I showed up for my appointment with running shoes and shorts, and was ushered into a room with a treadmill and a couple of work stations.  A technician greeted me, asked me to remove my shirt, and stuck 12 wires to my chest and sides. He explained that this wasn’t his usual department, but he was assigned here this morning because he didn’t have any regular patients scheduled.  We waited for the cardiologist to arrive, and we chatted, mostly about his six-month-old daughter, his constant state of sleep deprivation, and the difficulty people his age have getting settled in the Bay Area, with the high cost and limited inventory of real estate.  I asked him how the test worked. He explained that I would get on the treadmill, and every couple of minutes either the speed or incline would increase. He said that in many facilities the test ends when your heart reaches 85% of your predicted maximum heart rate. (The formula for determining that predicted heart rate is 220 minus your age, which in my case would be 157. ) But in this hospital, the machine keeps running until the patient is exhausted.  That’s exactly what I wanted to hear. The cardiologist arrived, introduced herself, warned me to report any pain or discomfort in my chest, spent a few minutes trying and failing to log in to her work station, and finally gave the signal to start. I had to grip a horizontal bar with both hands throughout the test, which was a little awkward. While I was running I was able to watch the screen showing my heart rate, blood pressure, and ECG tracings. I asked questions a couple of times about what was happening, but talking became difficult.  I could clearly see variations from the normal sinus pattern on the ECG, extra loops, some going up and some going down.

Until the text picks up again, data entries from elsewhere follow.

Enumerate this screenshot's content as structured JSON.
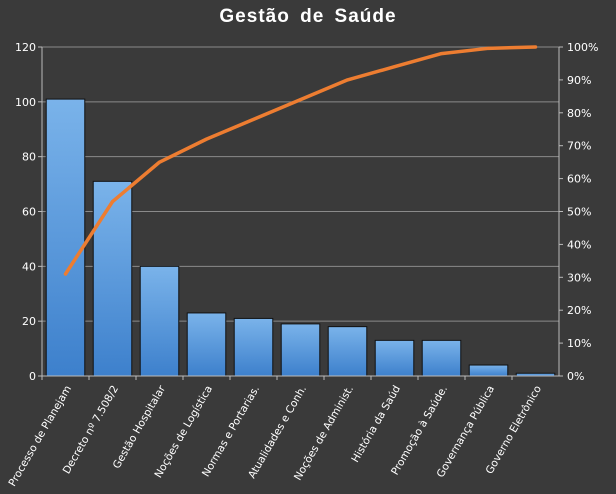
{
  "chart_data": {
    "type": "bar",
    "title": "Gestão  de  Saúde",
    "categories": [
      "Processo de Planejam",
      "Decreto nº 7.508/2",
      "Gestão Hospitalar",
      "Noções de Logística",
      "Normas e Portarias.",
      "Atualidades e Conh.",
      "Noções de Administ.",
      "História da Saúd",
      "Promoção à Saúde.",
      "Governança Pública",
      "Governo Eletrônico"
    ],
    "series": [
      {
        "type": "bar",
        "values": [
          101,
          71,
          40,
          23,
          21,
          19,
          18,
          13,
          13,
          4,
          1
        ],
        "color": "#4a8fd6"
      },
      {
        "type": "line",
        "axis": "right",
        "values": [
          31,
          53,
          65,
          72,
          78,
          84,
          90,
          94,
          98,
          99.6,
          100
        ],
        "color": "#ed7d31"
      }
    ],
    "y_left": {
      "min": 0,
      "max": 120,
      "ticks": [
        "0",
        "20",
        "40",
        "60",
        "80",
        "100",
        "120"
      ]
    },
    "y_right": {
      "min": 0,
      "max": 100,
      "ticks": [
        "0%",
        "10%",
        "20%",
        "30%",
        "40%",
        "50%",
        "60%",
        "70%",
        "80%",
        "90%",
        "100%"
      ]
    },
    "grid": true
  }
}
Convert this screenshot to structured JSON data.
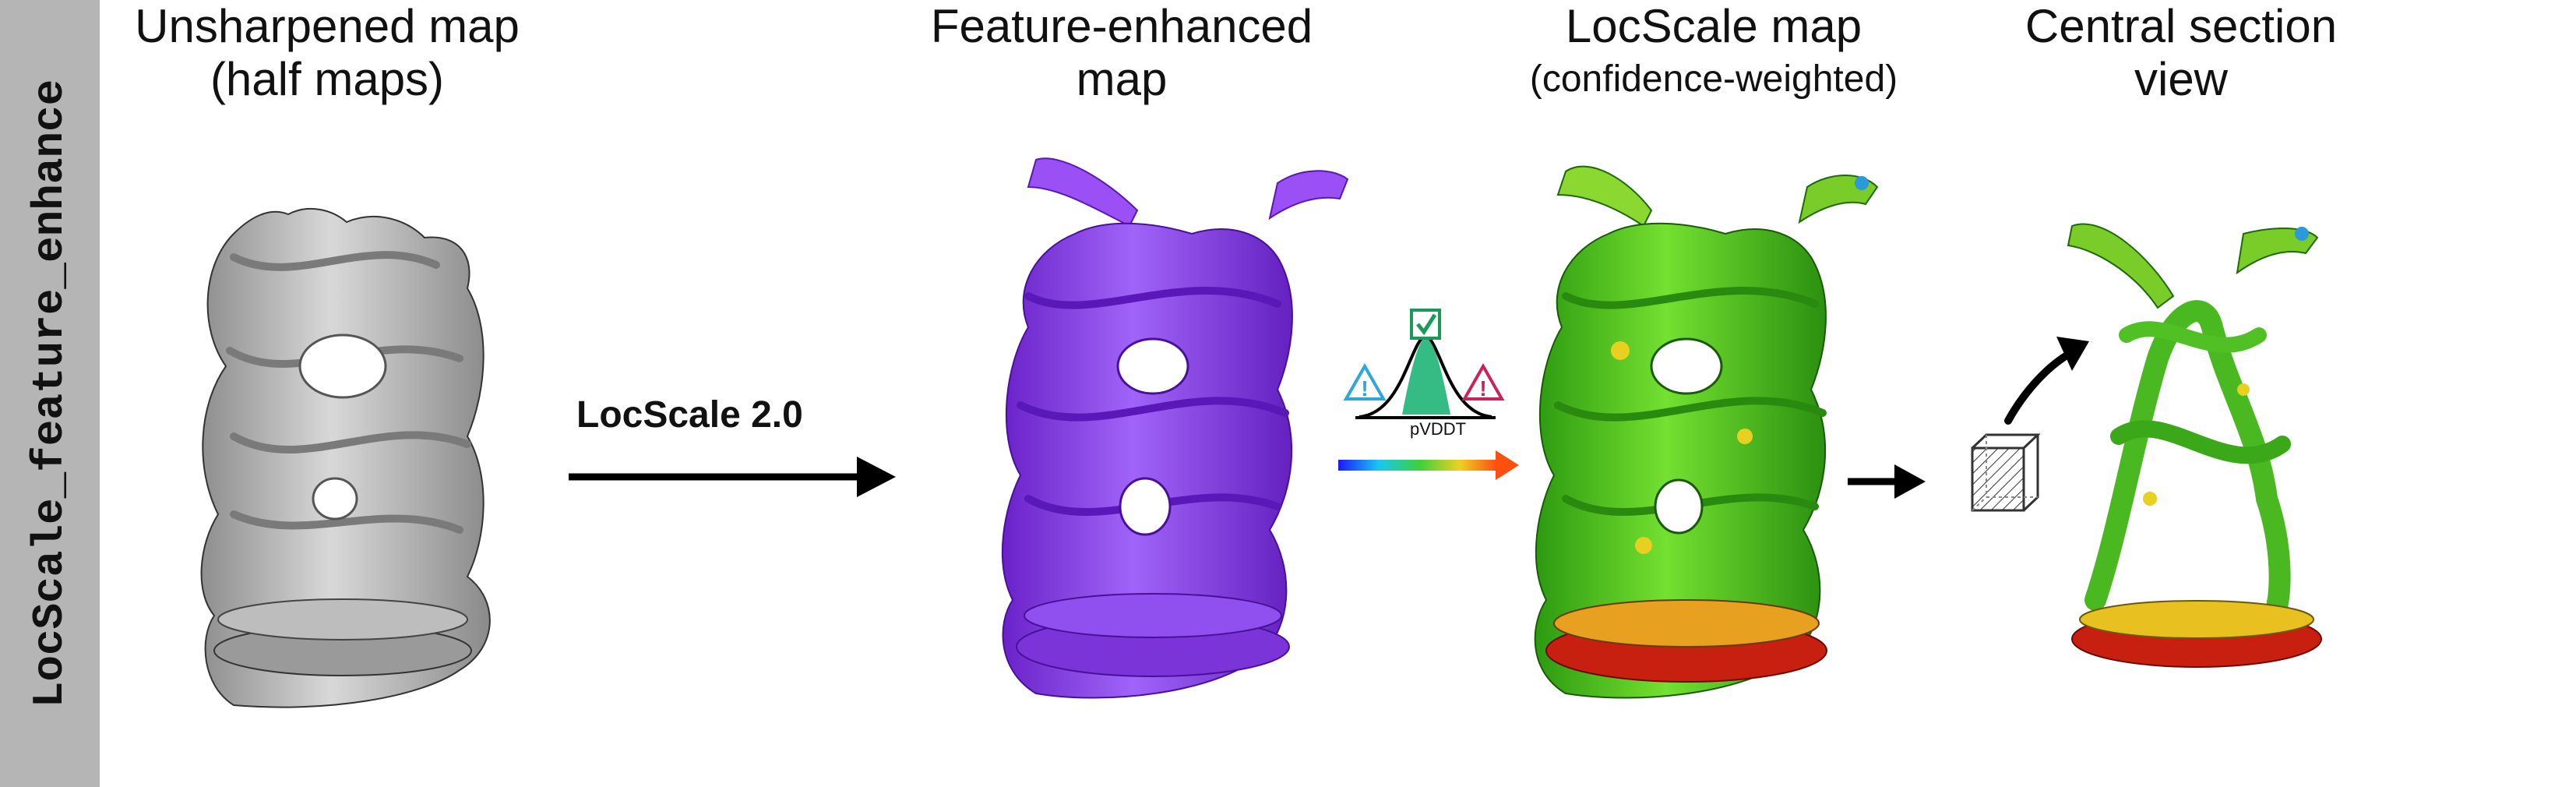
{
  "sidebar": {
    "label": "LocScale_feature_enhance"
  },
  "panels": {
    "unsharpened": {
      "line1": "Unsharpened map",
      "line2": "(half maps)"
    },
    "feature": {
      "line1": "Feature-enhanced",
      "line2": "map"
    },
    "locscale": {
      "line1": "LocScale map",
      "line2": "(confidence-weighted)"
    },
    "central": {
      "line1": "Central section",
      "line2": "view"
    }
  },
  "step": {
    "label": "LocScale 2.0"
  },
  "legend": {
    "label": "pVDDT"
  },
  "colors": {
    "gray_map": "#bdbdbd",
    "purple_map": "#8a3cf0",
    "green_map": "#3cc21a",
    "low_confidence": "#e01010",
    "warning_blue": "#2ea6d8",
    "warning_red": "#c8245a",
    "check_green": "#1a9a5a"
  },
  "icons": [
    "warning-blue-icon",
    "checkmark-box-icon",
    "warning-red-icon",
    "gauss-curve-icon",
    "cube-section-icon"
  ]
}
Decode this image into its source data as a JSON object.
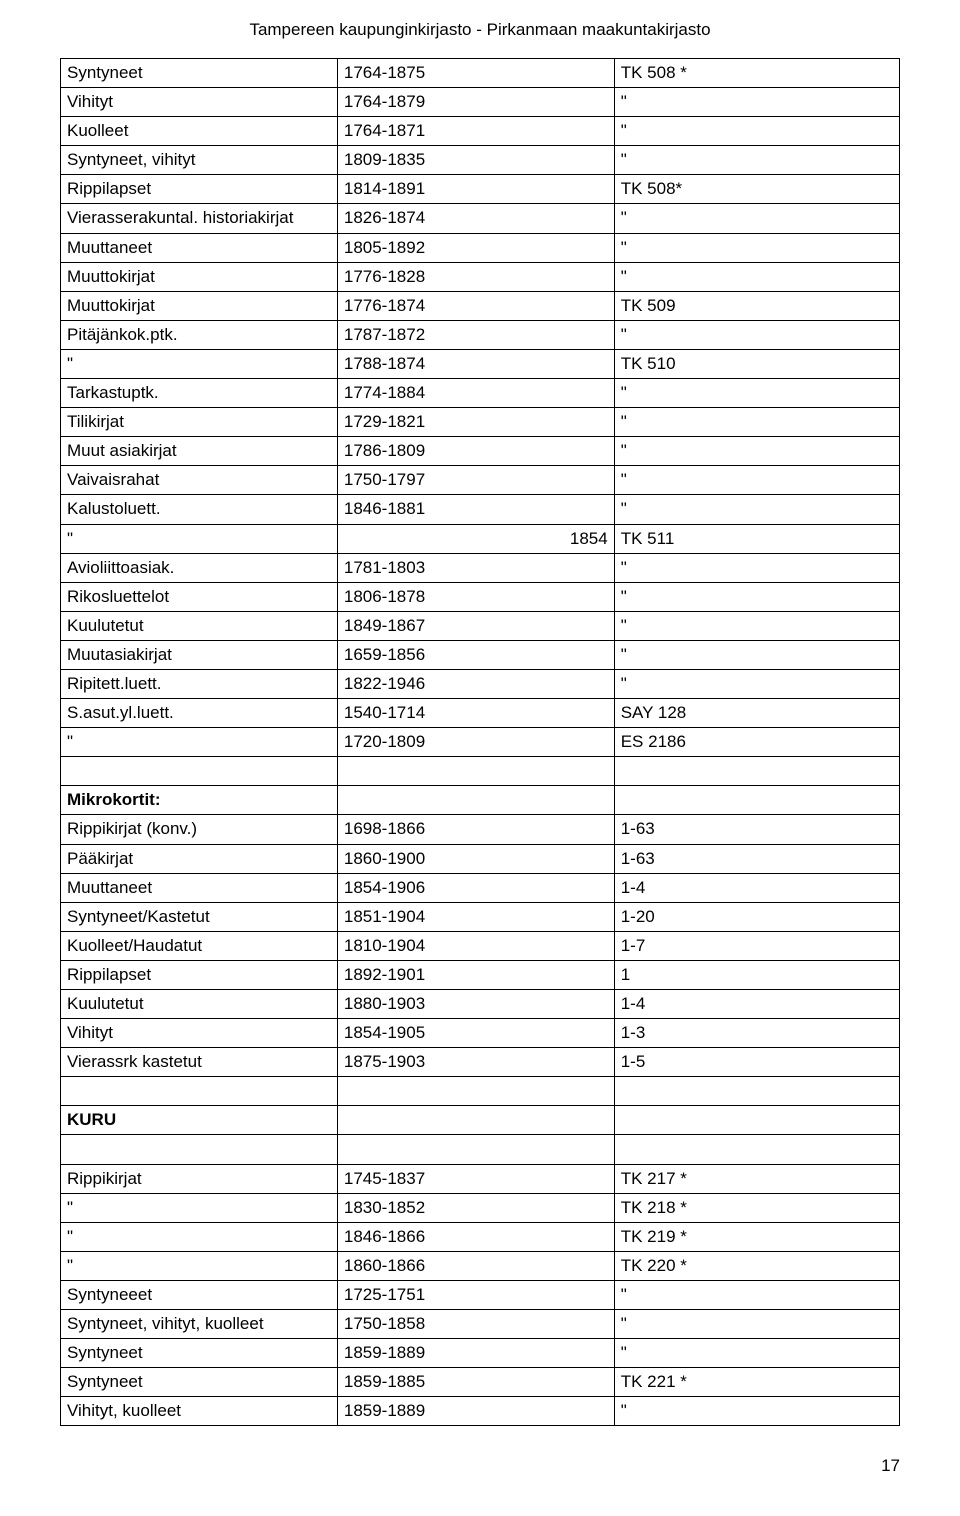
{
  "header": "Tampereen kaupunginkirjasto  - Pirkanmaan maakuntakirjasto",
  "page_number": "17",
  "section_mikrokortit": "Mikrokortit:",
  "section_kuru": "KURU",
  "rows1": [
    [
      "Syntyneet",
      "1764-1875",
      "TK 508 *"
    ],
    [
      "Vihityt",
      "1764-1879",
      "\""
    ],
    [
      "Kuolleet",
      "1764-1871",
      "\""
    ],
    [
      "Syntyneet, vihityt",
      "1809-1835",
      "\""
    ],
    [
      "Rippilapset",
      "1814-1891",
      "TK 508*"
    ],
    [
      "Vierasserakuntal. historiakirjat",
      "1826-1874",
      "\""
    ],
    [
      "Muuttaneet",
      "1805-1892",
      "\""
    ],
    [
      "Muuttokirjat",
      "1776-1828",
      "\""
    ],
    [
      "Muuttokirjat",
      "1776-1874",
      "TK 509"
    ],
    [
      "Pitäjänkok.ptk.",
      "1787-1872",
      "\""
    ],
    [
      "\"",
      "1788-1874",
      "TK 510"
    ],
    [
      "Tarkastuptk.",
      "1774-1884",
      "\""
    ],
    [
      "Tilikirjat",
      "1729-1821",
      "\""
    ],
    [
      "Muut asiakirjat",
      "1786-1809",
      "\""
    ],
    [
      "Vaivaisrahat",
      "1750-1797",
      "\""
    ],
    [
      "Kalustoluett.",
      "1846-1881",
      "\""
    ],
    [
      "\"",
      "1854",
      "TK 511"
    ],
    [
      "Avioliittoasiak.",
      "1781-1803",
      "\""
    ],
    [
      "Rikosluettelot",
      "1806-1878",
      "\""
    ],
    [
      "Kuulutetut",
      "1849-1867",
      "\""
    ],
    [
      "Muutasiakirjat",
      "1659-1856",
      "\""
    ],
    [
      "Ripitett.luett.",
      "1822-1946",
      "\""
    ],
    [
      "S.asut.yl.luett.",
      "1540-1714",
      "SAY 128"
    ],
    [
      "\"",
      "1720-1809",
      "ES 2186"
    ]
  ],
  "rows2": [
    [
      "Rippikirjat (konv.)",
      "1698-1866",
      "1-63"
    ],
    [
      "Pääkirjat",
      "1860-1900",
      "1-63"
    ],
    [
      "Muuttaneet",
      "1854-1906",
      "1-4"
    ],
    [
      "Syntyneet/Kastetut",
      "1851-1904",
      "1-20"
    ],
    [
      "Kuolleet/Haudatut",
      "1810-1904",
      "1-7"
    ],
    [
      "Rippilapset",
      "1892-1901",
      "1"
    ],
    [
      "Kuulutetut",
      "1880-1903",
      "1-4"
    ],
    [
      "Vihityt",
      "1854-1905",
      "1-3"
    ],
    [
      "Vierassrk kastetut",
      "1875-1903",
      "1-5"
    ]
  ],
  "rows3": [
    [
      "Rippikirjat",
      "1745-1837",
      "TK 217 *"
    ],
    [
      "\"",
      "1830-1852",
      "TK 218 *"
    ],
    [
      "\"",
      "1846-1866",
      "TK 219 *"
    ],
    [
      "\"",
      "1860-1866",
      "TK 220 *"
    ],
    [
      "Syntyneeet",
      "1725-1751",
      "\""
    ],
    [
      "Syntyneet, vihityt, kuolleet",
      "1750-1858",
      "\""
    ],
    [
      "Syntyneet",
      "1859-1889",
      "\""
    ],
    [
      "Syntyneet",
      "1859-1885",
      "TK 221 *"
    ],
    [
      "Vihityt, kuolleet",
      "1859-1889",
      "\""
    ]
  ],
  "row2_special_col2": "1854"
}
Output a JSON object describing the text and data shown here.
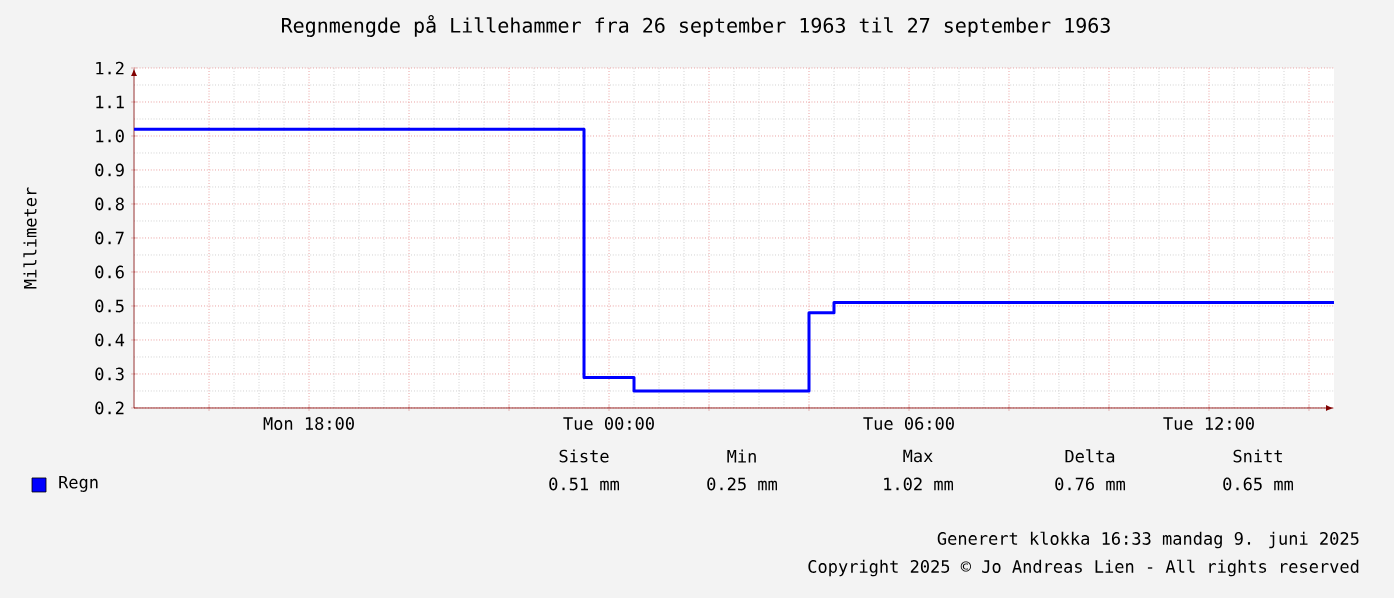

I’m not sure how long I’d been running, ten or twelve minutes maybe, and there was a quick conversation between the white coats behind my back.  The man came back into my view and told me that they were going to stop the test in 45 seconds. I wanted to object, and tell him that I could keep going longer, but I was sucking too much wind to spit out a whole sentence.  He counted down by tens, then fives, then three, two one. The machine came to an abrupt stop. I sat down, and the doctors continued to watch the screen and monitor my recovery.

The cardiologist told me that there was no evidence of any abnormal blockage in the blood vessels of my heart, and no instances of atrial fibrillation.  I asked about the loops, and she said that those were premature beats, some ventricle, some atrial, but that they were nothing to worry about. I asked if over time, there was the possibility of the premature beats increasing or decreasing in frequency.  “It’s hard to say,” she said. “Is there a connection between exercise and the premature beats?” I asked. “It’s hard to say,” she said. I got the feeling that she wasn’t being entirely forthright, but I couldn’t think of another way to ask the question.  Later that day I received an email from my regular cardiologist.

Your resting blood pressure looked good and responded normally to exercise, and there were no concerning changes on your ECG. Most importantly, the amount of work that you completed was far above that of what an average 63 year-old can do, which indicates that your prognosis from a cardiovascular standpoint is very favorable. It's been a privilege partnering in your care; as always please don't hesitate to contact me with any questions or concerns.

It sounded official; I’d been kicked off of the cardiac patient team.  With Ann’s help, I inked in the other eye of the Daruma doll.

There are things I still wonder about.  Will I ever feel as fit again as I did before my surgery? Will the premature heart beats eventually turn into something troublesome? Does worrying about premature heart beats cause premature heart beats? But most of all, I wonder how long I could have kept going if they hadn’t stopped the treadmill test.